The second rule is, don’t forget the first rule.
Neal’s Note: If you need to open a new IRA the custodian will ask you who the beneficiaries should be. Use that as a cue to make sure your existing accounts are set up correctly.
One of my colleagues told me about a disaster just this morning. It happened because Jim (her client) forgot about rule #1. Jim and Debbi divorced over 10 years ago. Before the divorce, Debbi was Jim’s beneficiary. The divorce decree mandated that Jim hand over 50% of his IRA to Debbi – which he did. But he never changed the beneficiary designation.
My colleague Melinda told her client Jim to update his IRA beneficiary form but he never got around to it. He set up a will and a trust after the divorce and thought he was covered. Can you guess what happened?
Jim dropped dead and Debbi is going to get the rest of the money. This is not what Jim would have wanted, but it’s the way it’s going to be.
And it’s a shame. Jim’s new spouse was counting on that money and now she’s going to be…shall we say…disappointed? This isn’t complicated. If you want to protect your IRA beneficiary, take care of this today.

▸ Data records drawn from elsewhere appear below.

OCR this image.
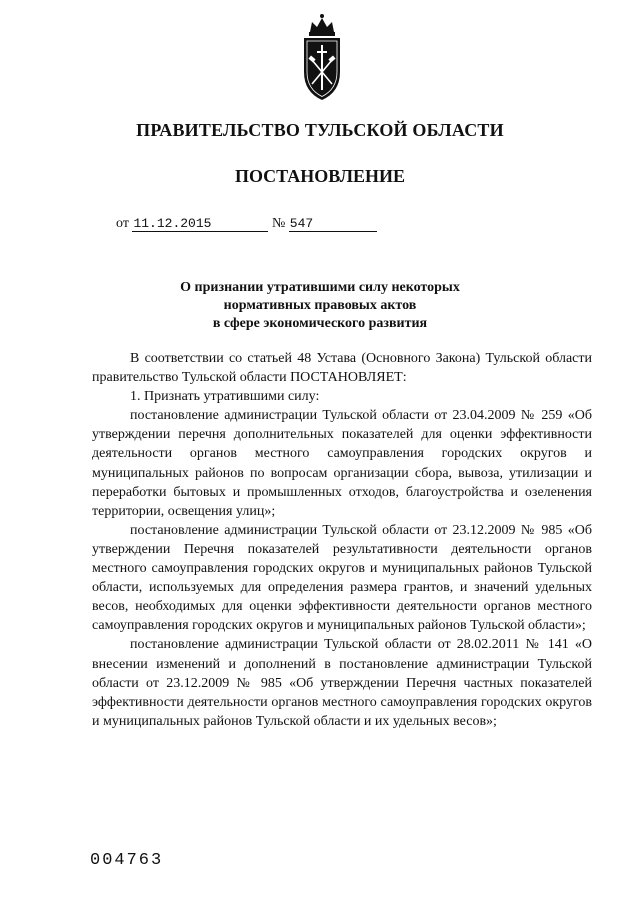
ПРАВИТЕЛЬСТВО ТУЛЬСКОЙ ОБЛАСТИ
ПОСТАНОВЛЕНИЕ
от 11.12.2015	№ 547
О признании утратившими силу некоторых
нормативных правовых актов
в сфере экономического развития

В соответствии со статьей 48 Устава (Основного Закона) Тульской области правительство Тульской области ПОСТАНОВЛЯЕТ:

1. Признать утратившими силу:

постановление администрации Тульской области от 23.04.2009 № 259 «Об утверждении перечня дополнительных показателей для оценки эффективности деятельности органов местного самоуправления городских округов и муниципальных районов по вопросам организации сбора, вывоза, утилизации и переработки бытовых и промышленных отходов, благоустройства и озеленения территории, освещения улиц»;

постановление администрации Тульской области от 23.12.2009 № 985 «Об утверждении Перечня показателей результативности деятельности органов местного самоуправления городских округов и муниципальных районов Тульской области, используемых для определения размера грантов, и значений удельных весов, необходимых для оценки эффективности деятельности органов местного самоуправления городских округов и муниципальных районов Тульской области»;

постановление администрации Тульской области от 28.02.2011 № 141 «О внесении изменений и дополнений в постановление администрации Тульской области от 23.12.2009 № 985 «Об утверждении Перечня частных показателей эффективности деятельности органов местного самоуправления городских округов и муниципальных районов Тульской области и их удельных весов»;

004763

Even if you haven ‘t divorced recently, you really should check your beneficiary forms every few years and make sure they reflect your wishes. You should do this no matter what – even if nothing in your life changes.
Your IRA beneficiary form is the most important estate planning tool you have. Please don’t ignore it. Of all the IRA restrictions, this is the one you should be most concerned about. And once you study up on that, take a few extra minutes to get familiar with IRAs in general. It’s not that complicated and the benefits are huge.
So…tell me, and please be honest…when was the last time you reviewed your IRA beneficiary forms? What have you done to protect your IRA beneficiaries?